Полуобнимая Погорелкова, Сандро обращается к присутствующим с видом как бы импресарио.
– Только что из Парижа!
Погорелков скромно, но с достоинством улыбается.
– Да, действительно… прямо с Монпарнаса и Монмартра, из кабачков поэтов, студий художников…
Барышни Колмаковы, слегка повизгивая, обступают его.
– Ах, как интересно…
– У меня есть и личные знакомства: Поль Фор, Жан Мореас. Мы встречались нередко в кафе Closerie des Lilas и дружили. В Париже все очень просто.
– Он хороший малый, – говорит Сандро вполголоса Глебу, – я его знаю с детства, в семинарии вместе учились в Ставрополе. А теперь он поэтом заделался. В Париж попал секретарем русского профессора, знаменитого и богатого. Вот теперь только и бредит Верленами да Метерлинками.
Погорелков слегка тает в окружении барышень. Элли приветливо подсаживает его к Воленьке. Ему дают чаю. Он не знает, куда поставить цилиндр – Майя надевает его себе на голову. Все хохочут. И цилиндр идет по рукам, водружается, наконец, на зеркальном шкафу.
Подходит Коленька с четвертною бутылью.
– Я угощаю поэта вином, так сказать, с Дона, родным напитком… чего там чай! Хочу чокнуться с ним.
Коленька наливает, Погорелков мило улыбается.
– Да, – говорит скромно, – я немало безумствовал в кабачках и клоаках Парижа с лучшими из тамошних поэтов.
– Ну, и здесь поезжайте к Брюсову на Цветной бульвар, там разные переулочки близко, теплые… – кричит из угла длинноусый художник.
– Я уже сделал визиты Бальмонту и Брюсову.
Погорелков чокается с Глебом и говорит, что рад познакомиться с ним – представителем молодого русского искусства. Буты. чь Коленьки начинает действовать. Настроение повышается. Погорелков чувствует себя отчасти Полем Фором.

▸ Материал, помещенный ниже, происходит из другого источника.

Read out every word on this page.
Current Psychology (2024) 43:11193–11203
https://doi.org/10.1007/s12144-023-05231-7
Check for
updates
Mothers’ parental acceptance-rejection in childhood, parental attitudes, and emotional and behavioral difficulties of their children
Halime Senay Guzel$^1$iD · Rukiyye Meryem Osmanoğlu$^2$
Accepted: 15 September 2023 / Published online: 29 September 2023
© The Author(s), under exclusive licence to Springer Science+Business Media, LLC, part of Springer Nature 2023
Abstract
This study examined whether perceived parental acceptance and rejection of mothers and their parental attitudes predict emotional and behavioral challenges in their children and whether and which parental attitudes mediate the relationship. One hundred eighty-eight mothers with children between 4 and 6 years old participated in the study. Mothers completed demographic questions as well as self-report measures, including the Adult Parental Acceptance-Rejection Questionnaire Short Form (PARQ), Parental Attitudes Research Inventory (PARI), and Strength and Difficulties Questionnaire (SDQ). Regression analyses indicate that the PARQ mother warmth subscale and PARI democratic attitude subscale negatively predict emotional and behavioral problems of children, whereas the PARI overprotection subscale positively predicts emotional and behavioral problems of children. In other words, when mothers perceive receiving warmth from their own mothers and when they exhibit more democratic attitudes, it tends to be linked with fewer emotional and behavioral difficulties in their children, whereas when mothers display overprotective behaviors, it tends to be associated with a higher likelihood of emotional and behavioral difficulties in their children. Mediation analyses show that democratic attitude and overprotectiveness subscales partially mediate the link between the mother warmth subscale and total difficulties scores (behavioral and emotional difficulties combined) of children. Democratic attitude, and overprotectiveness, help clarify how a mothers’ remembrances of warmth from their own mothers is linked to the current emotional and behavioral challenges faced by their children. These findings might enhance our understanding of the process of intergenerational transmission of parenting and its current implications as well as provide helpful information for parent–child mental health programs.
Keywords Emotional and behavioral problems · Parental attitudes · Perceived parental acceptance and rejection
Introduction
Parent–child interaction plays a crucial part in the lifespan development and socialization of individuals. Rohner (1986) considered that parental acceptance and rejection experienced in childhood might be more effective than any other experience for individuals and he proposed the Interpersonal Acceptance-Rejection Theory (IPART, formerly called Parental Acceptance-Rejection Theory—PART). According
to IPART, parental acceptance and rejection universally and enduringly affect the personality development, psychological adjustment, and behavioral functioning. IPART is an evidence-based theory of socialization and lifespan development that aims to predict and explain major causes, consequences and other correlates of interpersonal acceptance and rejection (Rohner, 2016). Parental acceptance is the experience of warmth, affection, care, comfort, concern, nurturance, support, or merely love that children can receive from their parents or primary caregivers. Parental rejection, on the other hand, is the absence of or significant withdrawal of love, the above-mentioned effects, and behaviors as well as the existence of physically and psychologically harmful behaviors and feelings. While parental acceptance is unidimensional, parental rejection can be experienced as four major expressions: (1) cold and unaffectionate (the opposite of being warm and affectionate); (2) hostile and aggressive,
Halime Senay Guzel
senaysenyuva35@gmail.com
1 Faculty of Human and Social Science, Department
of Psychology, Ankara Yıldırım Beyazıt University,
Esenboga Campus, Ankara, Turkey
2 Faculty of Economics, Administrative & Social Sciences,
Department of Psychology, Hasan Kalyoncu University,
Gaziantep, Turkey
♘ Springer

– Я уверен, что новая французская литература благодетельно отразится на молодой русской…
Сандро в это время шепчет Элли:
– Ничего он не француз, такой же семинар ставропольский и остался.
Воленька, наконец, усаживается с книгами к столику у окна. Одной книги название: «Северная Симфония», другой «Третья драматическая». Свет вечера майского падает сзади на Воленьку, золотит худые его виски со впадинами, вся его крупная, костлявая и неуклюжая фигура как-то трогательней в этом нежном обрамлении. Он читает так себе, скорее, неважно, но ведь тут все свои. Свои слушают благожелательно. Люся с Курилкою в углу, что-то уж очень близко друг к другу. Майя прямо на него смотрит раскрытыми, несколько бессмысленными прозрачными глазами. Художник в другом углу прикладывается с Коленькой к донскому. И чрез комнату со страниц пролетают, в туманных созвучиях, то кентавры, то гномы, то московские зори, Владимир Соловьев в темной крылатке, красавица Московская с фиалковыми глазами.
Погорелков сидит в кресле довольно важно, покачивая слегка ногой в желтой ботинке – в такт лету фраз, как меломан в концерте.
– Чепуха, разумеется, но здорово! – вдруг выкрикивает из угла длинноусый художник. Майя грозно оборачивает к нему неподвижные глаза.
– Как бы ты на меня ни глядела, от этого Андрей Белый не станет толковее.
Коленька с ним чокается.
– Браво, художник.
Элли утихомиривает их. И вот ей – нравится.
– Воленька, прочитай что-нибудь из стихов его. Воленька отирает платком крупное свое лицо. Берет книгу «Золото в лазури». Погорелков сочувственно кивает головой.
– Я уверен, что если бы это было переведено на французский, то имело бы успех в кругах Closerie des Lilas.
Элли сидит в кресле, оживленная и порозовевшая. У ее ног на медвежьей шкуре Сандро – в руке у него стакан с вином.
– Я, как Бахус, у твоих ног… а-ха-ха… или, может, Сатир?
Воленька начинает:
Погорелков оборачивается к барышням Колмаковым и Глебу.
– Это бесспорно новые формы. Так называемый вольный стих. Его проповедует теперь Верхарн.
Элли задумалась. Потом вдруг подняла на Воленьку глаза. Он смущенно складывает книгу, но в лице его возбуждение, блеск.
– Ну, вот… ну, вот, я, кажется, зачитал вас?
– Воленька, ты прочитал, что Бог мир забудет. Как же это… сам создал, да и забудет.
Сандро положил голову ей на колени.
– Дитя, ты Белого спрашивай, он писал, а не Воленька. И все равно ничего не узнаешь, он и сам ничего не знает, а так сболтнул, как поэт – а-а-ха-ха-ха!